I mean, if you ignore the definitions of “Copyright” and “Public domain”, I guess that argument could be made.

Of course, I won’t ignore the definitions, so I’m going to (once again) point out that you’re incorrect.

Definition 1 is: “an illegal act for which someone can be punished by the government.”

Definition 4 is: “something reprehensible, foolish, or disgraceful.”

It’s not clear to me what you mean when you say “a mix” of those two. For example, do you mean an illegal act for which someone can be reprehensible, foolish, or punished by the government?

If the family still held the deed to the property and all necessary fees and taxes have been paid - yes, they still own it even if they don’t live in/on it.

Nonsense - if you reprint a copy of Tarzan and the Jewels of Opar you most certainly COULD print the trademarked name in the title because that name and title is a part of the (now public domain) work.

As noted, you certainly can reprint Tarzan and the Jewels of Opar and use “Tarzan” in the title. What you can’t do is publish a story titled “Tarzen on the Starship Enterprise”.

What so many people fail to understand is that intellectual property is still property. Just as an antique desk can be your legal property that you can pass down to your heirs, trademarks you own can likewise be passed down.

Having read a LOT of ERB stories… look, he wasn’t that stellar a writer. We’re talking pulp fiction here, not Shakespeare. He had great characters and ideas but honestly, in execution he was a bit of a hack. And I say that as a fan.

Holy shit - you haven’t read any of the actual Tarzan books? Have you read any ERB novel? Any?

Do you have any idea how arrogant that is?

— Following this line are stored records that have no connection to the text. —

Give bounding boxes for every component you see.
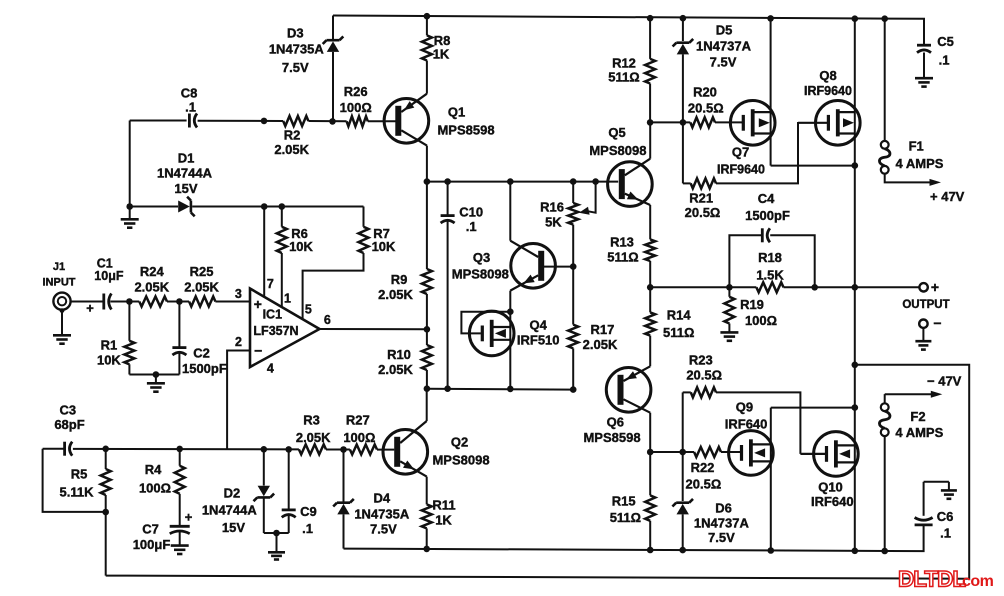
svg-text:+: + bbox=[254, 296, 262, 312]
svg-text:.com: .com bbox=[958, 573, 994, 590]
svg-text:1500pF: 1500pF bbox=[745, 208, 790, 223]
svg-text:R5: R5 bbox=[71, 467, 88, 482]
svg-text:MPS8098: MPS8098 bbox=[452, 267, 509, 282]
svg-text:1500pF: 1500pF bbox=[182, 361, 227, 376]
svg-text:D6: D6 bbox=[715, 501, 732, 516]
svg-text:2.05K: 2.05K bbox=[378, 362, 413, 377]
svg-text:R17: R17 bbox=[590, 322, 614, 337]
svg-text:C2: C2 bbox=[193, 346, 210, 361]
svg-text:R12: R12 bbox=[612, 56, 636, 71]
svg-text:Q8: Q8 bbox=[819, 68, 836, 83]
svg-text:Q7: Q7 bbox=[732, 145, 749, 160]
svg-text:R22: R22 bbox=[691, 460, 715, 475]
svg-text:D2: D2 bbox=[224, 486, 241, 501]
svg-text:10K: 10K bbox=[97, 353, 121, 368]
svg-text:+: + bbox=[931, 279, 939, 295]
svg-text:J1: J1 bbox=[53, 261, 65, 273]
svg-text:7.5V: 7.5V bbox=[708, 530, 735, 545]
svg-text:Q9: Q9 bbox=[736, 400, 753, 415]
svg-text:LF357N: LF357N bbox=[253, 324, 298, 338]
svg-text:1N4735A: 1N4735A bbox=[269, 42, 325, 57]
svg-text:R13: R13 bbox=[610, 235, 634, 250]
svg-text:20.5Ω: 20.5Ω bbox=[686, 477, 722, 492]
svg-text:C9: C9 bbox=[300, 504, 317, 519]
svg-text:Q5: Q5 bbox=[608, 125, 625, 140]
svg-text:R15: R15 bbox=[612, 494, 636, 509]
svg-text:D3: D3 bbox=[287, 26, 304, 41]
svg-text:1N4735A: 1N4735A bbox=[354, 506, 410, 521]
svg-text:.1: .1 bbox=[302, 521, 313, 536]
svg-text:F2: F2 bbox=[910, 409, 925, 424]
svg-text:R9: R9 bbox=[391, 272, 408, 287]
svg-text:+ 47V: + 47V bbox=[930, 189, 965, 204]
svg-text:R1: R1 bbox=[101, 337, 118, 352]
svg-text:R8: R8 bbox=[434, 33, 451, 48]
svg-text:R16: R16 bbox=[540, 200, 564, 215]
svg-text:R14: R14 bbox=[667, 308, 692, 323]
svg-text:OUTPUT: OUTPUT bbox=[902, 299, 949, 311]
svg-text:D5: D5 bbox=[716, 23, 733, 38]
svg-text:2.05K: 2.05K bbox=[184, 279, 219, 294]
svg-text:10K: 10K bbox=[289, 239, 313, 254]
svg-text:R10: R10 bbox=[387, 347, 411, 362]
svg-text:4 AMPS: 4 AMPS bbox=[895, 425, 943, 440]
svg-text:15V: 15V bbox=[222, 520, 245, 535]
svg-text:Q2: Q2 bbox=[451, 434, 468, 449]
svg-text:100Ω: 100Ω bbox=[139, 481, 171, 496]
svg-text:2.05K: 2.05K bbox=[378, 287, 413, 302]
svg-text:MPS8098: MPS8098 bbox=[432, 453, 489, 468]
svg-text:R19: R19 bbox=[740, 297, 764, 312]
svg-text:R24: R24 bbox=[140, 264, 165, 279]
svg-text:1N4744A: 1N4744A bbox=[202, 503, 258, 518]
svg-text:Q3: Q3 bbox=[473, 250, 490, 265]
svg-text:R2: R2 bbox=[284, 127, 301, 142]
svg-text:C3: C3 bbox=[59, 402, 76, 417]
svg-text:1N4744A: 1N4744A bbox=[157, 166, 213, 181]
svg-text:−: − bbox=[254, 343, 262, 359]
svg-text:2.05K: 2.05K bbox=[134, 279, 169, 294]
svg-text:MPS8098: MPS8098 bbox=[589, 143, 646, 158]
svg-text:5: 5 bbox=[305, 303, 312, 317]
svg-text:5K: 5K bbox=[545, 214, 562, 229]
svg-text:4 AMPS: 4 AMPS bbox=[896, 156, 944, 171]
svg-text:5.11K: 5.11K bbox=[60, 485, 95, 500]
svg-text:511Ω: 511Ω bbox=[663, 325, 694, 340]
svg-text:100Ω: 100Ω bbox=[343, 430, 375, 445]
svg-text:100Ω: 100Ω bbox=[340, 100, 372, 115]
svg-text:R25: R25 bbox=[190, 264, 214, 279]
svg-text:1.5K: 1.5K bbox=[756, 268, 784, 283]
svg-text:IRF510: IRF510 bbox=[517, 333, 560, 348]
svg-text:R18: R18 bbox=[758, 250, 782, 265]
svg-text:C5: C5 bbox=[937, 34, 954, 49]
svg-text:20.5Ω: 20.5Ω bbox=[686, 368, 722, 383]
svg-text:1K: 1K bbox=[433, 47, 450, 62]
svg-text:4: 4 bbox=[267, 362, 274, 376]
svg-text:MPS8598: MPS8598 bbox=[437, 122, 494, 137]
svg-text:R11: R11 bbox=[432, 498, 455, 513]
svg-text:100Ω: 100Ω bbox=[745, 313, 777, 328]
svg-text:F1: F1 bbox=[909, 139, 924, 154]
svg-text:Q1: Q1 bbox=[448, 105, 465, 120]
svg-text:C10: C10 bbox=[459, 204, 483, 219]
svg-text:IRF640: IRF640 bbox=[811, 494, 854, 509]
svg-text:C6: C6 bbox=[937, 509, 954, 524]
svg-text:Q10: Q10 bbox=[818, 479, 843, 494]
svg-text:+: + bbox=[185, 509, 193, 524]
svg-text:Q4: Q4 bbox=[530, 318, 548, 333]
svg-text:10μF: 10μF bbox=[94, 269, 124, 283]
svg-text:R3: R3 bbox=[303, 412, 320, 427]
svg-text:C4: C4 bbox=[758, 191, 775, 206]
svg-text:INPUT: INPUT bbox=[43, 277, 76, 289]
svg-text:2: 2 bbox=[235, 335, 242, 349]
svg-text:R4: R4 bbox=[145, 462, 162, 477]
svg-text:R23: R23 bbox=[689, 353, 713, 368]
svg-text:7.5V: 7.5V bbox=[710, 55, 737, 70]
svg-text:20.5Ω: 20.5Ω bbox=[685, 205, 721, 220]
svg-text:7: 7 bbox=[267, 277, 274, 291]
svg-text:100μF: 100μF bbox=[133, 537, 171, 552]
svg-text:68pF: 68pF bbox=[54, 417, 84, 432]
svg-text:511Ω: 511Ω bbox=[610, 510, 641, 525]
svg-text:IRF640: IRF640 bbox=[725, 416, 768, 431]
svg-text:3: 3 bbox=[235, 287, 242, 301]
svg-text:1K: 1K bbox=[435, 513, 452, 528]
svg-text:511Ω: 511Ω bbox=[608, 70, 639, 85]
svg-text:.1: .1 bbox=[940, 526, 951, 541]
svg-text:20.5Ω: 20.5Ω bbox=[688, 101, 724, 116]
svg-text:MPS8598: MPS8598 bbox=[583, 430, 640, 445]
svg-text:2.05K: 2.05K bbox=[583, 337, 618, 352]
svg-text:+: + bbox=[86, 301, 94, 316]
svg-text:7.5V: 7.5V bbox=[370, 522, 397, 537]
svg-text:15V: 15V bbox=[174, 181, 197, 196]
svg-text:− 47V: − 47V bbox=[927, 374, 962, 389]
svg-text:.1: .1 bbox=[939, 52, 950, 67]
svg-text:2.05K: 2.05K bbox=[296, 430, 331, 445]
svg-text:IRF9640: IRF9640 bbox=[804, 84, 852, 98]
svg-text:R20: R20 bbox=[693, 85, 717, 100]
svg-text:511Ω: 511Ω bbox=[607, 249, 638, 264]
svg-text:Q6: Q6 bbox=[607, 415, 624, 430]
svg-text:R27: R27 bbox=[346, 412, 370, 427]
svg-text:D4: D4 bbox=[373, 491, 390, 506]
svg-text:2.05K: 2.05K bbox=[274, 142, 309, 157]
svg-text:.1: .1 bbox=[185, 99, 196, 114]
svg-text:IRF9640: IRF9640 bbox=[717, 163, 765, 177]
svg-text:R21: R21 bbox=[689, 190, 713, 205]
svg-text:D1: D1 bbox=[178, 151, 195, 166]
svg-text:−: − bbox=[933, 315, 941, 331]
svg-text:1N4737A: 1N4737A bbox=[694, 515, 750, 530]
svg-text:10K: 10K bbox=[372, 239, 396, 254]
svg-text:DLTDL: DLTDL bbox=[898, 567, 966, 592]
svg-text:7.5V: 7.5V bbox=[282, 60, 309, 75]
svg-text:R26: R26 bbox=[344, 84, 368, 99]
svg-text:1: 1 bbox=[284, 292, 291, 306]
svg-text:.1: .1 bbox=[466, 219, 477, 234]
svg-text:IC1: IC1 bbox=[263, 307, 283, 321]
svg-text:1N4737A: 1N4737A bbox=[696, 39, 752, 54]
svg-text:C7: C7 bbox=[142, 522, 159, 537]
svg-text:6: 6 bbox=[324, 313, 331, 327]
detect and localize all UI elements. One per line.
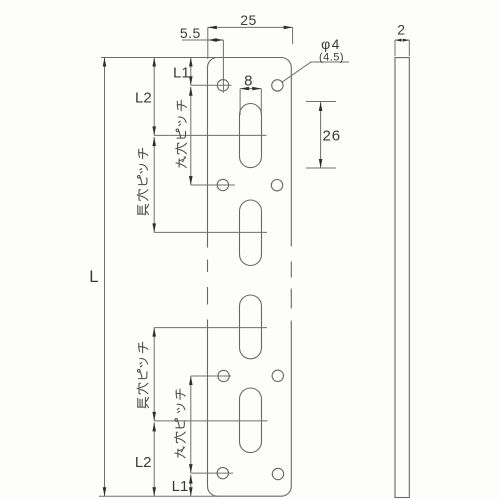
slot4 center line (154, 420, 267, 422)
plate left edge break dashes (207, 260, 209, 305)
svg-text:26: 26 (322, 128, 341, 145)
svg-text:25: 25 (240, 12, 257, 28)
svg-text:L1: L1 (172, 478, 189, 495)
slot2 center line (154, 231, 267, 233)
round hole row3 left (218, 370, 229, 381)
svg-text:2: 2 (397, 22, 405, 38)
label round-hole-pitch bottom (maruana pitch) (175, 389, 186, 458)
bottom edge extension line (99, 495, 218, 497)
label round-hole-pitch top (maruana pitch) (176, 100, 187, 167)
round hole row1 left (217, 80, 228, 91)
side view plate section (395, 58, 409, 498)
dimension slot-pitch bottom line (153, 328, 155, 421)
top edge extension line (101, 57, 216, 59)
hole row2 center line (191, 184, 235, 186)
plate right edge break dashes (290, 262, 292, 309)
svg-text:φ4: φ4 (321, 36, 341, 52)
plate outline top portion (208, 58, 292, 248)
slot hole 3 (240, 295, 262, 359)
dimension 2 extension lines (395, 40, 409, 56)
dimension L line (104, 58, 106, 497)
svg-text:L2: L2 (135, 90, 152, 107)
round hole row1 right (272, 80, 283, 91)
dimension 26 line (320, 102, 322, 168)
svg-text:(4.5): (4.5) (319, 51, 344, 63)
slot hole 1 (240, 104, 262, 168)
label slot-pitch bottom (nagaana pitch) (137, 342, 149, 408)
dimension slot-pitch top line (153, 137, 155, 232)
hole row1 center line (191, 84, 232, 86)
dimension round-hole-pitch top line (190, 87, 192, 185)
dimension L2 top line (153, 58, 155, 136)
leader line phi4 (282, 62, 349, 82)
dimension 25 left extension (207, 27, 209, 59)
dimension 25 line (208, 26, 293, 28)
svg-text:L: L (89, 268, 98, 286)
hole row3 center line (191, 375, 231, 377)
hole row4 center line (191, 472, 233, 474)
round hole row2 right (271, 180, 282, 191)
slot3 center line (154, 327, 267, 329)
dimension L1 top line (190, 58, 192, 86)
svg-text:8: 8 (244, 73, 252, 90)
dimension 2 line (395, 39, 409, 41)
dimension 5.5 line (182, 39, 223, 41)
dimension round-hole-pitch bottom line (190, 376, 192, 473)
round hole row3 right (272, 370, 283, 381)
slot hole 2 (240, 200, 262, 266)
dimension 8 line (240, 88, 261, 90)
round hole row2 left (217, 179, 228, 190)
label slot-pitch top (nagaana pitch) (137, 148, 149, 215)
dimension 8 extension lines (240, 89, 261, 115)
svg-text:5.5: 5.5 (180, 25, 201, 41)
dimension 26 extension ticks (306, 102, 336, 169)
slot1 center line (154, 134, 266, 136)
dimension 25 right extension (292, 27, 294, 44)
round hole row4 left (217, 467, 228, 478)
hole column crosshair / 5.5 extension line (222, 40, 224, 93)
dimension L1 bottom line (190, 475, 192, 497)
svg-text:L1: L1 (173, 65, 190, 82)
svg-text:L2: L2 (135, 454, 152, 471)
round hole row4 right (272, 468, 283, 479)
dimension L2 bottom line (153, 422, 155, 496)
plate outline bottom portion (208, 320, 292, 497)
slot hole 4 (240, 388, 262, 453)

Have you noticed that there is not one but TWO contemporary Sherlock Holmes TV series these days? Elementary and Sherlock, if you didn’t know. CLEARLY the CDEL is willing to license people to use those characters, and even riff off the original stories. Yet you won’t make the effort to get similar permission yourself. Yes, you CAN in fact write a new and original Sherlock Holmes story legally and even profit from doing so… but you have to get permission first from the entity holding the trademark.

So why don’t you work on convincing the CDEL to give a stamp of approval to your work? Clearly it’s NOT impossible, more than one person has done so.

The original Tarzan books ARE, in fact, public domain. If you republish those works the ERB estate has no claim on any profits you make from it, nor can they even scold you for printing them off and giving them away for free.

What trademark does is control the use of the character in new works. If you don’t like that it has to do with trademark law, not copyright. As has been explained to you more than once in this thread.

Is it me, or are all people answering to Kadmos 1 deliberately obtuse?

Regardless of his misuse of the word “copyright”, what he means is quite blatantly clear. He thinks that it shouldn’t be lawful to trademark the name of a fiction character because it forever prevents people from freely writing new fiction involving this character, and he believes that at some point people should be able to do that.

So, why aren’t people adressing this, instead of telling him over and over again what are the differences between trademark and copyright? Surely, doing so two or three times should be enough, and eventually people should begin to discuss the validity of this opinion, if only so that he won’t try to explain the same thing 20 times because he thinks that nobody understands what he means.